View Single Post
Old 10-03-2012, 08:49 AM   #59
Registered User
Join Date: Jan 2010
Location: englishtown
Posts: 1,627
My Ride: is turning japanese
Originally Posted by drift.mechanic View Post
Alright here it is, sorry for the delay:

Attachment 472267

On the left:
Standard Alu control arm, when you press out the ball joint, a bearing cage needs to be installed using circlips to holy her in place. The spherical bearing is pressed into that and also held in place by circlips. A tapered pin is bolted into the tapered ball joint hole on the knuckle. Conical spacers are used to space the spherical bearing down from the control arm for proper alignment.

On the right:
Much simpler although heavier. Typical XI control arm. It is usable on all rwd 3 series. The ball joint end in the control arm is cut off and a receptacle for the spherical bearing is welded and braced in place. The spherical is either pressed into the receptacle or a spherical adapter is pressed in. Using the taper pin again with the conical spacers, you can then space the spherical down from the knuckle for proper control arm angle.

Pretty simple to do, isn't expensive or very time consuming, it just isn't in demand, hence the extravagant price of the kits that are sold.

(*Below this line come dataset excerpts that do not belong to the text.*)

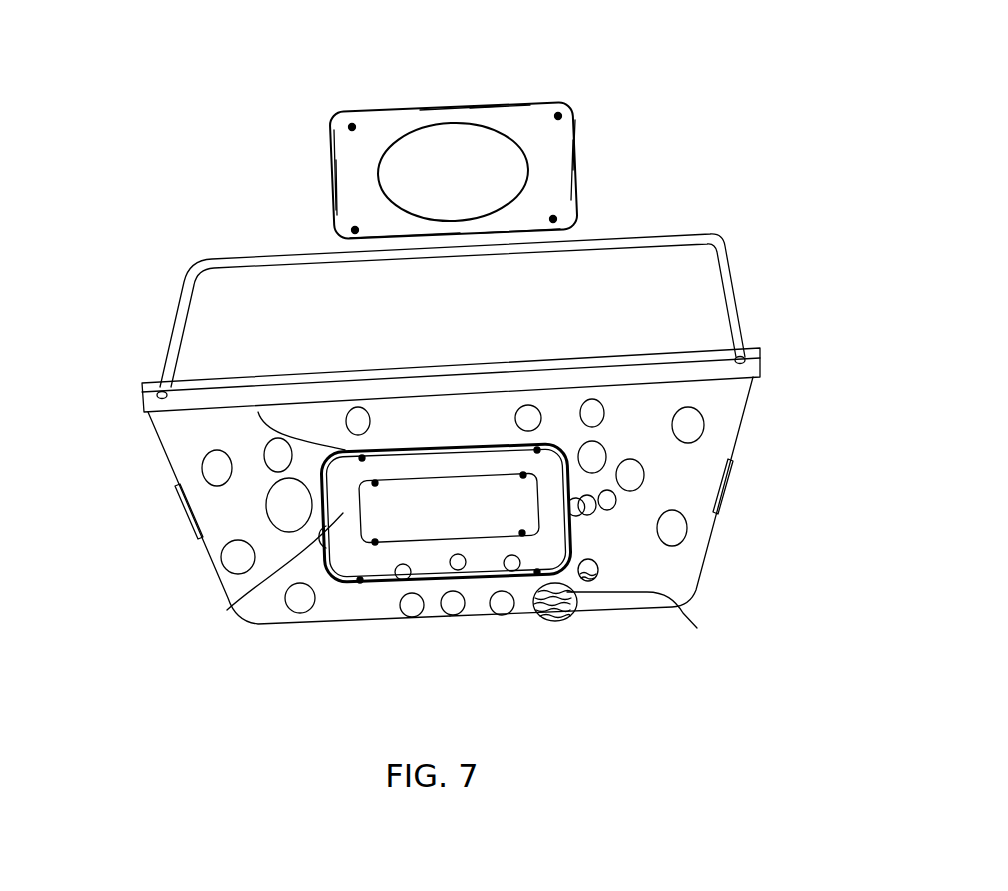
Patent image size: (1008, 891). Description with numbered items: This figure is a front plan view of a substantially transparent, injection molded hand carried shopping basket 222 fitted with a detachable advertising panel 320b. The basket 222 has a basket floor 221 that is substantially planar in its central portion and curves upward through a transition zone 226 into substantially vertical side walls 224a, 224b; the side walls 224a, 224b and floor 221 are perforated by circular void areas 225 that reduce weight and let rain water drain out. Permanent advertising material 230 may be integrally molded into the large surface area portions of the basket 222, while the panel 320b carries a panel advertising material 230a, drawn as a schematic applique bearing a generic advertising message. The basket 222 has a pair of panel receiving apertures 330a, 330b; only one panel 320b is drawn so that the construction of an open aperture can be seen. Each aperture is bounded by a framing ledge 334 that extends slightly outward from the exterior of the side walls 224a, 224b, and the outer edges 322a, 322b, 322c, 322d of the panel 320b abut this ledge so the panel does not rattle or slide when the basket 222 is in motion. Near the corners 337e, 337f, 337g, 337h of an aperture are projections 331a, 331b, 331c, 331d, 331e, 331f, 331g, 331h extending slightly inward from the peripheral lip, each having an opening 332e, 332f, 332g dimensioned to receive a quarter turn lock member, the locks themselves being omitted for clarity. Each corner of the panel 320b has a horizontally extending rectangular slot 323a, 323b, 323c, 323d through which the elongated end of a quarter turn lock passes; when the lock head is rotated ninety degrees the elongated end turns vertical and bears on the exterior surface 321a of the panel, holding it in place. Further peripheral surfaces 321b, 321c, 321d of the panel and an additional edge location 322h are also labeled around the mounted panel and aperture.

The basket floor 221 is at (577, 615).
The hand basket 222 is at (757, 290).
The side wall 224a is at (250, 600).
The side wall 224b is at (657, 557).
The void areas 225 is at (203, 460).
The transition zone 226 is at (690, 598).
The permanent advertising material 230 is at (183, 530).
The panel advertising material 230a is at (430, 128).
The substantially transparent detachable advertising panel 320b is at (562, 193).
The exterior surface of the panel 321a is at (337, 190).
The bottom edge of card 321b is at (384, 236).
The top edge of card 321c is at (488, 99).
The right edge of card 321d is at (570, 153).
The outer edge of the panel 322a is at (332, 168).
The outer edge of the panel 322b is at (537, 235).
The outer edge of the panel 322c is at (460, 106).
The outer edge of the panel 322d is at (577, 133).
The side portion 322h is at (520, 536).
The rectangular slot 323a is at (352, 124).
The rectangular slot 323b is at (352, 230).
The rectangular slot 323c is at (558, 113).
The rectangular slot 323d is at (556, 219).
The panel receiving aperture 330a is at (432, 460).
The panel receiving aperture 330b is at (262, 622).
The projection 331a is at (258, 412).
The projection 331b is at (360, 582).
The projection 331c is at (570, 447).
The projection 331d is at (537, 575).
The projection 331e is at (388, 458).
The projection 331f is at (380, 563).
The projection 331g is at (495, 450).
The projection 331h is at (480, 565).
The opening 332e is at (375, 481).
The opening 332f is at (376, 545).
The opening 332g is at (533, 457).
The framing ledge 334 is at (645, 620).
The corner 337e is at (375, 487).
The corner 337f is at (376, 540).
The corner 337g is at (524, 480).
The corner 337h is at (521, 531).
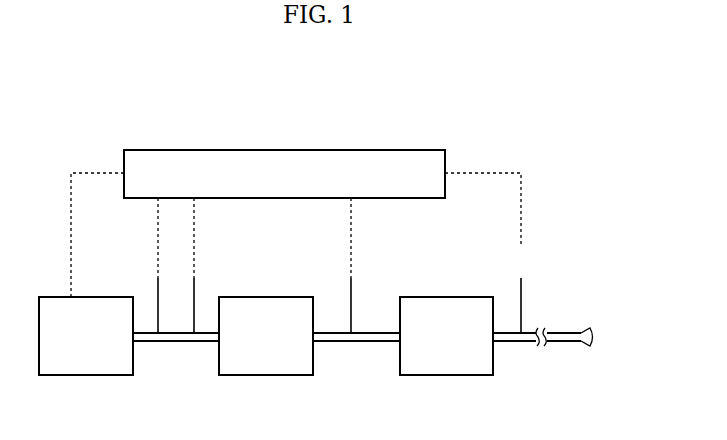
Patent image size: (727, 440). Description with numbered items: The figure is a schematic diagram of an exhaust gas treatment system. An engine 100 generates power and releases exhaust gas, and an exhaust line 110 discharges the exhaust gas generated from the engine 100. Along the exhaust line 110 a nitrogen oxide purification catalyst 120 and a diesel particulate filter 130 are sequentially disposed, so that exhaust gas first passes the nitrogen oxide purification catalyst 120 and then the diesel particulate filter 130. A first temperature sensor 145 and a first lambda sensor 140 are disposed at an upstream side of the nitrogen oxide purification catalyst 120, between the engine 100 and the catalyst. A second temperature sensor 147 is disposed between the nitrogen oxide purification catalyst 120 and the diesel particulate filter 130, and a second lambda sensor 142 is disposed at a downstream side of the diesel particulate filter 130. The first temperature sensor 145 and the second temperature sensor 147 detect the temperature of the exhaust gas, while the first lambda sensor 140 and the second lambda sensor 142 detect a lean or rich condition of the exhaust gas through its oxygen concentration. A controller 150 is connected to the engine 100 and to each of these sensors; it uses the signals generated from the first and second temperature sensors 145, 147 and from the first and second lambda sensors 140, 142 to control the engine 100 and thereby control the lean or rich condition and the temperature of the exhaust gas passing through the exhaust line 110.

The engine 100 is at (86, 376).
The exhaust line 110 is at (177, 343).
The nitrogen oxide purification catalyst 120 is at (267, 376).
The diesel particulate filter 130 is at (448, 376).
The first lambda sensor 140 is at (148, 263).
The second lambda sensor 142 is at (366, 263).
The first temperature sensor 145 is at (205, 263).
The second temperature sensor 147 is at (534, 263).
The controller 150 is at (277, 150).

I just picked this up today:
Attachment 472271

I ha e a spare set of Alu control arms now so I will be pressing the ball jojnt out and fabbing up a custom kit for my 323. I will also be fabbing up a set of rear upper control arm spherical bearing cages for peace of mind.
Do Xis use the same fcab's??

are they stronger than the aluminum ones??

im considering modifying a set like the drift 240 posted above.

what makes the spherical stud stronger than the extended ball joints in relation to shear strength???